November 23, 2016

Insurance Companies Now Writing Prescriptions

Don't believe this? Just wait until you receive a prescription for one medication that you and your doctor have agreed would be the best for your medical condition and you present it to your pharmacist. While you are waiting or when you return, the pharmacist tells you that your insurance no longer will cover your prescription and will only cover another medication.

Hypertension medications are a common problem. The doctor feels that because your blood pressure (BP) is quite elevated, you should be using an angiotensin receptor blocker (ARB) to control your BP and sends this to the pharmacy. However, when you arrive at the pharmacy, the pharmacist tells you that there may be a change and until the doctor replies, your prescription cannot be filled. The pharmacist tells you the your insurance will not cover the medication prescribed and the doctor is calling the insurance company as the medication the insurance will cover may require you to use a pacemaker as it lowers your heart rate to a lower rate than you may be able to handle. These decisions are made solely based on cost considerations and not sound medicine. Yet, this is what happens every day in most medical practices in the United States.

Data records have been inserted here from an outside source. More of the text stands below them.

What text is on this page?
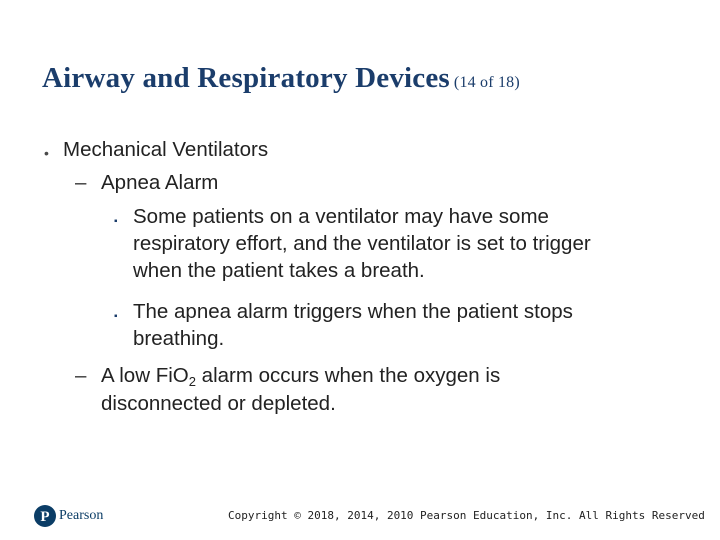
Airway and Respiratory Devices (14 of 18)
• Mechanical Ventilators
– Apnea Alarm
▪ Some patients on a ventilator may have some
respiratory effort, and the ventilator is set to trigger
when the patient takes a breath.
▪ The apnea alarm triggers when the patient stops
breathing.
– A low FiO$_2$ alarm occurs when the oxygen is
disconnected or depleted.
P Pearson	Copyright © 2018, 2014, 2010 Pearson Education, Inc. All Rights Reserved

In our current health care system, doctors should get to decide what medication is prescribed. Typically, the patient and doctor decide what is the best, then the prescription is sent to the pharmacy. When the patient goes to pick up the prescription, often they find a different one instead or are told that their health insurance coverage is not covering that prescription. Instead of receiving the best medication for themselves, they are often told to just take this medicine instead. Insurance formularies have gone mad and not in a good way.

Insurance companies will tell you that they send copies to physicians and patients on an annual basis. However, those formularies change and those lists are not always kept up-to-date. Even when we chose a medication that may be listed on a formulary, there is no guarantee that it will actually be covered when a patient goes to the pharmacy. The pharmacist then usually calls to ask to change to a different medication based on the patient’s insurance coverage. I know many people get mad at the pharmacist, but this is not his/her fault — it is entirely on the insurance plan. And patients sometimes get angry with their doctor as well, but the doctor does not possess a magic wand that will make the insurance company pay for whatever medication we wish.

While no one can argue that health care spending in our country has gotten out of hand, there is need to curb those costs in the right fashion. Putting patients in danger to cut costs is not the answer. Insurance company representatives who never received any medical training should never make medical decisions. It is time to end this formulary madness.